I dumped the log into a file and when searched did not find any error. I didn't deply the ningx app, just a plain deployment with the restic flag. I created a simple backup. Is there anything else that needs to be done?

carlisia on 7 May 2019

I just repro'ed this in my test cluster. I installed velero using --with-restic, deployed the nginx example, added the backup.velero.io/backup-volumes=nginx-logs annotation to the nginx pod, and exec'ed into the pod and deleted all contents of /var/log/nginx.

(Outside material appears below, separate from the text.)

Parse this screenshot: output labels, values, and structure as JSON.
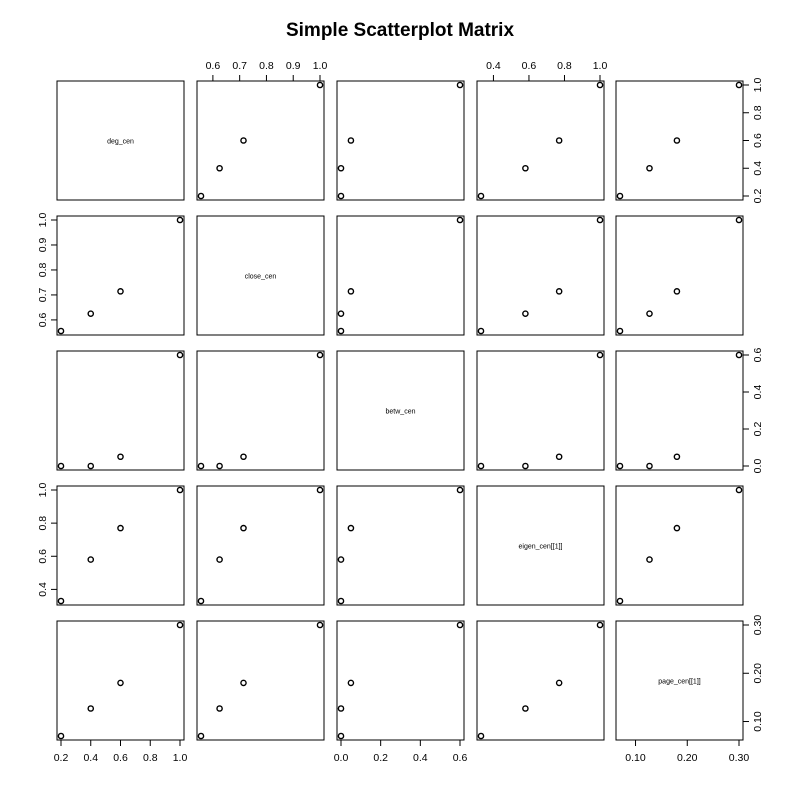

Here's what I get in the backup log:

steve@steve-heptio:velero $ velero backup logs nginx-restic-empty | grep error
time="2019-05-07T15:55:01-06:00" level=info msg="1 errors encountered backup up item" backup=velero/nginx-restic-empty group=v1 logSource="pkg/backup/resource_backupper.go:265" name=nginx-deployment-84bbbd6dc7-2x4v9 namespace=nginx resource=pods
time="2019-05-07T15:55:01-06:00" level=error msg="Error backing up item" backup=velero/nginx-restic-empty error="pod volume backup failed: error running restic backup, stderr=Fatal: unable to save snapshot: snapshot is empty\n: exit status 1" error.file="/Users/steve/go/src/github.com/heptio/velero/pkg/restic/backupper.go:173" error.function="github.com/heptio/velero/pkg/restic.(*backupper).BackupPodVolumes" group=v1 logSource="pkg/backup/resource_backupper.go:269" name=nginx-deployment-84bbbd6dc7-2x4v9 namespace=nginx resource=pods

And here's an abridged version of velero backup describe for the backup:

Name:         nginx-restic-empty
Namespace:    velero
Labels:       velero.io/storage-location=default
Annotations:  <none>

Phase:  PartiallyFailed (run `velero backup logs nginx-restic-empty` for more information)

Errors:    1
Warnings:  0

...

Restic Backups:
  Failed:
    nginx/nginx-deployment-84bbbd6dc7-2x4v9: nginx-logs

skriss on 7 May 2019

👍1

If you follow all those steps and can't repro, let me know and we can pair.

skriss on 7 May 2019

👍1

I can reproduce. But I only get an info msg with the error. I think I am on a version ahead of you. But now I can do the fix.